In a matter of weeks following Trump’s inauguration on January 20, the US transitioned from being a stable economic force and a reliable partner in global trade and security to a source of unpredictability. Ursula von der Leyen, President of the European Commission, captured this sentiment starkly in Germany, stating, “The West as we knew it no longer exists.” This underscores that the US is no longer the sole major player in international trade.
While the US remains the world’s largest economy with a GDP nearing $30 trillion, China follows closely with approximately $18 trillion, and the European Union’s economy is valued at around 17 trillion euros, or about $19 trillion, according to the World Bank. Ngozi Okonjo-Iweala, Director-General of the World Trade Organization, noted in an interview with CNN’s Richard Quest, “US trade accounts for 13% of world trade, meaning 87% occurs among other WTO members.”
Trump has consistently argued that the US has been exploited by other nations, even amid its impressive growth rates. His administration has implemented various tariffs: 25% on aluminum and steel, similar rates on non-compliant Mexican and Canadian goods, a hefty 145% on Chinese imports, and a 25% tariff on cars, with auto parts tariffs forthcoming, along with a general 10% on all US imports. The rapid succession and rollback of tariffs have created a volatile environment for businesses and global economies.
Moody’s Ratings warned in a recent report that “the current tariffs are likely to significantly slow global economic growth, and the erratic policymaking has globally shaken confidence.” Federal Reserve Chair Jerome Powell echoed these concerns at the Economic Club of Chicago, describing the policy shifts as “very fundamental changes” and highlighting the lack of modern precedents to navigate them, causing stock markets to react negatively.
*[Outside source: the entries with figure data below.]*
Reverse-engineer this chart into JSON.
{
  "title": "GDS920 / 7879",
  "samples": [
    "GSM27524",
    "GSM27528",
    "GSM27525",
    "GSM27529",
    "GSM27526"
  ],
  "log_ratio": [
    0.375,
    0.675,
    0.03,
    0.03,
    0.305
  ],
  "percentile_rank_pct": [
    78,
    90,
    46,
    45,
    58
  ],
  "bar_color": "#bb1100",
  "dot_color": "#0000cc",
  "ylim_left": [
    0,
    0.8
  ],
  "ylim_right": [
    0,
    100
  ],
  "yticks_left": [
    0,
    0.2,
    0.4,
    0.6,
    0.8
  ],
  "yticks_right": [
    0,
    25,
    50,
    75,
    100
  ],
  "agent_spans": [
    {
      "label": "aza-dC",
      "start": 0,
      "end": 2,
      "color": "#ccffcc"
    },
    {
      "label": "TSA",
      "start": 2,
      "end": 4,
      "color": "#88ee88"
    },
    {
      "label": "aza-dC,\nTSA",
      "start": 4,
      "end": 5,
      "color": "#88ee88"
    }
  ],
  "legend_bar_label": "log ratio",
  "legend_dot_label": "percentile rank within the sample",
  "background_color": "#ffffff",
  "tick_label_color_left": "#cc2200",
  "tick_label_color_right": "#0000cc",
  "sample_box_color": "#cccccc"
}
These economic shifts are already impacting major corporations and consumers. From tech giant Nvidia to Boeing, and even shoppers hunting for bargains on platforms like Temu and Shein, the effects are tangible. Meanwhile, China has been expanding its trade relationships to mitigate reliance on the US, with its exports to the US dropping from 19.2% in 2018 to 14.7% in 2024, according to Sheng Laiyun of China’s National Bureau of Statistics. Beijing is also working to strengthen ties with the EU, despite occasional disputes.
President Trump, when questioned about China’s growing connections with US allies, dismissed concerns, asserting, “Nobody can compete with us, nobody.” Nonetheless, other nations are distancing themselves from the US, with some Canadians boycotting travel to the US in response to Trump’s tariff policies. Canadian Prime Minister Mark Carney reinforced ties with Europe, stating, “Throughout our history, Canada and Europe have worked together to strengthen our economies and security.”
Von der Leyen highlighted a growing interest in European trade partnerships, noting, “Everyone is asking for more trade with Europe — and it’s not just about economic ties. It is also about establishing common rules and predictability.” Christine Lagarde, President of the European Central Bank, urged European unity, emphasizing a collective move towards independence.